An application is deployed where one micro-service is client, placed in edge1. Second micro-service is server placed in edge2. They can be sleep, httpbin.
Proof is that Edge1 sleep (via curl) should be table to talk to httpbin in the edge2.
Setup a cluster (traffic Hub).
Traffic Hub assumed to public IP, say PIP.
Ensure that all three clusters (Edge1, Edge2 and Hub) are brought up with the OpenWRT
Configure Hub as responder to provide IP addresses to any authenticated party requesting for IP addresses.
Configure Edge1 and Edge2 IPSec configuration to get the IP addresses.
Ensure that Edge1 and Edge2 got IP addresses (say thay are OIP1 and OIP2)
Now establish IPSEC HUB policy to pass traffic from Edge1 to Edge2 and vice versa.

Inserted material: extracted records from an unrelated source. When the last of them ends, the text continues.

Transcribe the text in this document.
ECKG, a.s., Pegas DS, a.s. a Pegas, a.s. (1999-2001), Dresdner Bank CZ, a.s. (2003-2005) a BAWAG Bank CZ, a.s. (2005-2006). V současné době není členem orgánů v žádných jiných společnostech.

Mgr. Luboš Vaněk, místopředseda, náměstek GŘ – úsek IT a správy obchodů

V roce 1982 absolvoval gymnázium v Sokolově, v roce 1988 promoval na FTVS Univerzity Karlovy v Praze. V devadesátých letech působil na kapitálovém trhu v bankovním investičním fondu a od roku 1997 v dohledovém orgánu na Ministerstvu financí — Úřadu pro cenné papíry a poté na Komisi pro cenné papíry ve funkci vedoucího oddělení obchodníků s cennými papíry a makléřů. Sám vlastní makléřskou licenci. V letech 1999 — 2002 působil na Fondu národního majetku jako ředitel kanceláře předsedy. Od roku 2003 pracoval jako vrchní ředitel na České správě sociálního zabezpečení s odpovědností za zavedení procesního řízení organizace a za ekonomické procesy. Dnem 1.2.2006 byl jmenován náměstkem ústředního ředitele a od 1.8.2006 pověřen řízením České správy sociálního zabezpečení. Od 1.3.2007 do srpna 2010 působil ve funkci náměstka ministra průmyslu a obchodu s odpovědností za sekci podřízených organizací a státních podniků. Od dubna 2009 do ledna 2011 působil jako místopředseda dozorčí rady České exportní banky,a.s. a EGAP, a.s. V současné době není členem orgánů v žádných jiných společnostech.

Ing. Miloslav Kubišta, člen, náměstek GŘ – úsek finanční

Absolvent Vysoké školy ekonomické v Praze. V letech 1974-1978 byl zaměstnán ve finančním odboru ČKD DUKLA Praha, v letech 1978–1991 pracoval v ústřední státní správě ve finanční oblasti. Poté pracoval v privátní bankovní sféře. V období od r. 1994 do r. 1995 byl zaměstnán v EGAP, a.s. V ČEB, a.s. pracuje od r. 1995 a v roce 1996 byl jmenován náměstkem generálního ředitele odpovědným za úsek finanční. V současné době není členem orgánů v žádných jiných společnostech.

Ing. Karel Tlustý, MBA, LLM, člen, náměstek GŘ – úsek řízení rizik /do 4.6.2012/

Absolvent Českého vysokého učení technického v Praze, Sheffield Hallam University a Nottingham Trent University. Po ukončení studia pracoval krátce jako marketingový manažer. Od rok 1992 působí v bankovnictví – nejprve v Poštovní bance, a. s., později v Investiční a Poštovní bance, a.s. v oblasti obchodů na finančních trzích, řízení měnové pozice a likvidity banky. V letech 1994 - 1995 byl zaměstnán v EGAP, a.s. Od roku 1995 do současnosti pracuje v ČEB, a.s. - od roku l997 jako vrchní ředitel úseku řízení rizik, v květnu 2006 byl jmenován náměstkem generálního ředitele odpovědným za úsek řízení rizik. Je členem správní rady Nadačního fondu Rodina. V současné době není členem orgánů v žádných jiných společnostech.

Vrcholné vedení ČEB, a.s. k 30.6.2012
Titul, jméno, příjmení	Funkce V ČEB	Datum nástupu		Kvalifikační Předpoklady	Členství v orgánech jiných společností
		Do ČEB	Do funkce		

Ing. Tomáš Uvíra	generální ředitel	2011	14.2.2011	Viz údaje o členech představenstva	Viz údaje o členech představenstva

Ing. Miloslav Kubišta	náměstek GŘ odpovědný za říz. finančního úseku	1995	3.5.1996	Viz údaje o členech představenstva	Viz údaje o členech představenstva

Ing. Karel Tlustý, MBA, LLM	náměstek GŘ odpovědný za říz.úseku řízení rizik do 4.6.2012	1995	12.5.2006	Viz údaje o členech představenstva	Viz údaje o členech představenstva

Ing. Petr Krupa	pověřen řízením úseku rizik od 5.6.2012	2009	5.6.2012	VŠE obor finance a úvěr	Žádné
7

Create Edge1 tunnel to the HUB as left IP as OIP1 and right IP as ANY as remote gateway as PIP
Create Edge2 tunnel to the HUB as left IP as OIP2 and right IP as ANY as remote gateway as PIP
Ensure that tunnels are established.
Establish SNAT in Edge1 with SNAT IP address as OIP1.
Establish SNAT in Edge2 with SNAT IP address as OIP2.
Establish DNAT rule in Edge2 to redirect the traffic destined to OIP2 and Port 80 to internal HTTPbin IP address & Port.
Now do curl from Sleep POD in Edge1 to OIP2.
Ensure that curl command is successful with httpbin output.